Third, the Iranian people are unambiguously calling for the “overthrow” of the rule of the mullahs. The battle lines are drawn: the Iranian people on one side and the entirety of the clerical regime on the other. Western policy should adjust, not deny.

In 2009, fissures at the top of the regime triggered massive protests. This time, unrest has erupted in response to deep-seated, multi-dimensional factors, including economic crises, social ills, systemic corruption, environmental disasters, seismic rural migration to cities incapable of growth, and lack of basic political and social rights and freedoms.

The resentment is not confined to the urban middle class; the rural populations in many towns and cities have been involved in the uprising since it started Dec. 28. These are the very people whom the regime long claimed formed its base of support.

The fourth message, then, is that almost every social sector in almost every city is openly angry.

Fifth, no matter how Tehran reacts in the coming days, given the profound root causes and the regime’s inability to seriously address them, resentment will continue to simmer and find new means of expression. The regime is accordingly strategically unstable and cannot withstand the eruption of more crises and unrest.

A striking feature of the recent protests has been their breakneck speed. The initial spark was in Mashhad, the country’s second largest city, on Dec. 28. Within 24 hours, people all over the country were demanding regime change in astonishing harmony. Not even a nationwide internet blockade stopped this dizzying tempo.

This, as well as the substance of the demands, demonstrate the people of Iran are undeniably ready for regime change, and they will not be satisfied with anything short of democracy. Just listen to them chanting “independence, freedom, an Iranian Republic,” “death to Khamenei,” and “death to Rouhani.”

Alarmed officials and the state-run media have relentlessly attacked the opposition, primarily the Mujahedin-e Khalq (MEK), which is the organizational engine of the protests. In a desperate phone call last week, the regime’s president, Hassan Rouhani, pleaded with French President Emmanuel Macron to limit the activities and movements of the MEK in Paris.

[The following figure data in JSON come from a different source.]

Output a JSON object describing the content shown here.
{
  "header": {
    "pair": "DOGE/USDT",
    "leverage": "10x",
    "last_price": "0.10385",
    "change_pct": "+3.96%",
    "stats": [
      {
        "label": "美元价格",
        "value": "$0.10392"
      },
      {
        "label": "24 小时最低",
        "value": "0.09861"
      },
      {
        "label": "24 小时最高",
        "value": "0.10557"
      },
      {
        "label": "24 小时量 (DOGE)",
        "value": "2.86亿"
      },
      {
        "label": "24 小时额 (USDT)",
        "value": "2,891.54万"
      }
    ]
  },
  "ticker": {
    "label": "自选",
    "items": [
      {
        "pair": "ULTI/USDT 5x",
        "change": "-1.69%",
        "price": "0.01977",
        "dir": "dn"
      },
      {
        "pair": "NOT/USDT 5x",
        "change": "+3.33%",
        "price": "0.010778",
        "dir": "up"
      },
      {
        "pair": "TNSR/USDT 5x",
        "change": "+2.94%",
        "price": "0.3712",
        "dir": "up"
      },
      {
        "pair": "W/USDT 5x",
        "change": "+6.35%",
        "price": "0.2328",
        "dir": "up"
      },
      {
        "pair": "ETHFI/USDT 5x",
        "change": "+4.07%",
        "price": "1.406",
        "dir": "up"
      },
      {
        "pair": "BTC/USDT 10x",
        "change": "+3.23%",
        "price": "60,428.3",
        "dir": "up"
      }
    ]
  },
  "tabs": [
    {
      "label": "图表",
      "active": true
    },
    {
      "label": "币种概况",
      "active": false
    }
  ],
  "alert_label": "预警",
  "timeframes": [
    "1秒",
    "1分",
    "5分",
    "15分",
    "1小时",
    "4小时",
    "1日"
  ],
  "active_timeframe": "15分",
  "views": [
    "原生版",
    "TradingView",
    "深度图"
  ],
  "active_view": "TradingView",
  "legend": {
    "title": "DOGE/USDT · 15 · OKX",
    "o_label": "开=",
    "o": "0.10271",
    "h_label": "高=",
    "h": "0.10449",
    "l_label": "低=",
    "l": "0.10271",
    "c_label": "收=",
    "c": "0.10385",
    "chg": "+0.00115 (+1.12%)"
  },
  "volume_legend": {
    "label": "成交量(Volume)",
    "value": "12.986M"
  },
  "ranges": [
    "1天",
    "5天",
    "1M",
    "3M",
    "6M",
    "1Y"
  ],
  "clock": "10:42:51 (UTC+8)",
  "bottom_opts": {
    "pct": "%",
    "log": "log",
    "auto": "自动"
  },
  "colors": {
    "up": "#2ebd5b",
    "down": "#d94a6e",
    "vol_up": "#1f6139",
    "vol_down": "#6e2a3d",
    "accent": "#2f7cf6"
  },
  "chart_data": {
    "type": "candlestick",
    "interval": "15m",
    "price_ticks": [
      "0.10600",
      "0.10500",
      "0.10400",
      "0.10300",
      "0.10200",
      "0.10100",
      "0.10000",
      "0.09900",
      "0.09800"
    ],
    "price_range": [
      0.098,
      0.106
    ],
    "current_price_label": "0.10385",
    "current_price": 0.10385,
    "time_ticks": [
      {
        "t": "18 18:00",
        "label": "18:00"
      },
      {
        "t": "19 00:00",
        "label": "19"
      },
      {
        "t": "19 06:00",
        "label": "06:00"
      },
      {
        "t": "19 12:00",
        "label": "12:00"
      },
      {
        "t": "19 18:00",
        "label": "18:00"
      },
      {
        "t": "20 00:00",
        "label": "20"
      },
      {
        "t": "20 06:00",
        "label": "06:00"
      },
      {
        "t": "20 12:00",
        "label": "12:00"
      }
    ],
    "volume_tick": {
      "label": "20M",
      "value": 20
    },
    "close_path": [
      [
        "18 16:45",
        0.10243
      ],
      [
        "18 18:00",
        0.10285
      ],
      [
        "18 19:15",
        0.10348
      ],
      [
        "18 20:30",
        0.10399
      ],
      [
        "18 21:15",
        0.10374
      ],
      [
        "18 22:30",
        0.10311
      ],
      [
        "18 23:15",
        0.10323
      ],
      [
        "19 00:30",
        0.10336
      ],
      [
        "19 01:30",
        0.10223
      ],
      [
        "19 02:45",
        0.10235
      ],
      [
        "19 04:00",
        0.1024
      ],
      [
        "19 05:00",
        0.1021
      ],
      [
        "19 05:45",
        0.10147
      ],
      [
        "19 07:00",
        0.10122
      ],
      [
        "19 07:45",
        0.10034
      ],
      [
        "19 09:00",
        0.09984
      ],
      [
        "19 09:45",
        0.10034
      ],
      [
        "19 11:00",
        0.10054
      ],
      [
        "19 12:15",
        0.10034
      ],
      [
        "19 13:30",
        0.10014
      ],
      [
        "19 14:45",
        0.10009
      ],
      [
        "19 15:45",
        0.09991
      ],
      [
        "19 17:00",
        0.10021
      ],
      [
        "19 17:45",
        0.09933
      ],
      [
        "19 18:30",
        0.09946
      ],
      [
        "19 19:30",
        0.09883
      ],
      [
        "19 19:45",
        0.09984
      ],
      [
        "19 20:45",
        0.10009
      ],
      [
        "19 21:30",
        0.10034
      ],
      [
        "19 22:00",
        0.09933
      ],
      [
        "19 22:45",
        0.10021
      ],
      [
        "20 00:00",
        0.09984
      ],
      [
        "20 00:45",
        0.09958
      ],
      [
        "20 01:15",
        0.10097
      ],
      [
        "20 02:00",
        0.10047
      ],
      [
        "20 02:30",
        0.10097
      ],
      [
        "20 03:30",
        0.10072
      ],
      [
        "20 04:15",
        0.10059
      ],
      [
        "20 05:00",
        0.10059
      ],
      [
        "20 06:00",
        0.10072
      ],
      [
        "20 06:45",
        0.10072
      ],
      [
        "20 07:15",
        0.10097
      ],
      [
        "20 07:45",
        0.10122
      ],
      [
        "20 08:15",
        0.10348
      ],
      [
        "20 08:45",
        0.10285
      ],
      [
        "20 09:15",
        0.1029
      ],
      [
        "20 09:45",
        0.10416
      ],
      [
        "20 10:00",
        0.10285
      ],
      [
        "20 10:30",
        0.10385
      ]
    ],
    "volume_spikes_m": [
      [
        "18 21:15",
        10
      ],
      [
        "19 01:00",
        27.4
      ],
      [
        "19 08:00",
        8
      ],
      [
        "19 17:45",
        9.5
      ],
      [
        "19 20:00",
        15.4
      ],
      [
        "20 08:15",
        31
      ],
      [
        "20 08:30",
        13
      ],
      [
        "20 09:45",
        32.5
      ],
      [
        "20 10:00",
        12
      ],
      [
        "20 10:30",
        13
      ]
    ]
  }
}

And on Tuesday, Supreme Leader Ali Khamenei acknowledged the role of the MEK in no uncertain terms: “They were prepared months ago. The media of the MEK admitted to this; they said, recently, that they were in contact with Americans some months ago, to carry out U.S.’ orders: to organize riots, meet with this or that person, find individuals inside the country to help them fan out to the people. And that it was they who initiated this.”

So, what should the U.S. and Europe do?

President Donald Trump has been right in rejecting the phantom “moderates” within the regime, declaring it is “time for change,” imposing new sanctions, and squeezing the Revolutionary Guards wherever the opportunity arises.

These steps should be coupled with an unambiguous declaration of respect for the Iranian people’s aspirations, by recognizing legitimate resistance movements, such as the MEK and the umbrella coalition of the National Council of Resistance of Iran (NCRI). These movements have a 40-year track record of struggle for democracy against dictatorship, have suffered most of the regime’s wrath, and they have the ability to lead Iran’s disenchanted toward actual democratic change.

The Iranian people have made their choice. Now, it is up to the international community to take a stand and support them in their noble quest for freedom and human rights. It is time to declare to the mullahs that it is their weakening dictatorship, not the uprising for freedom, that must end.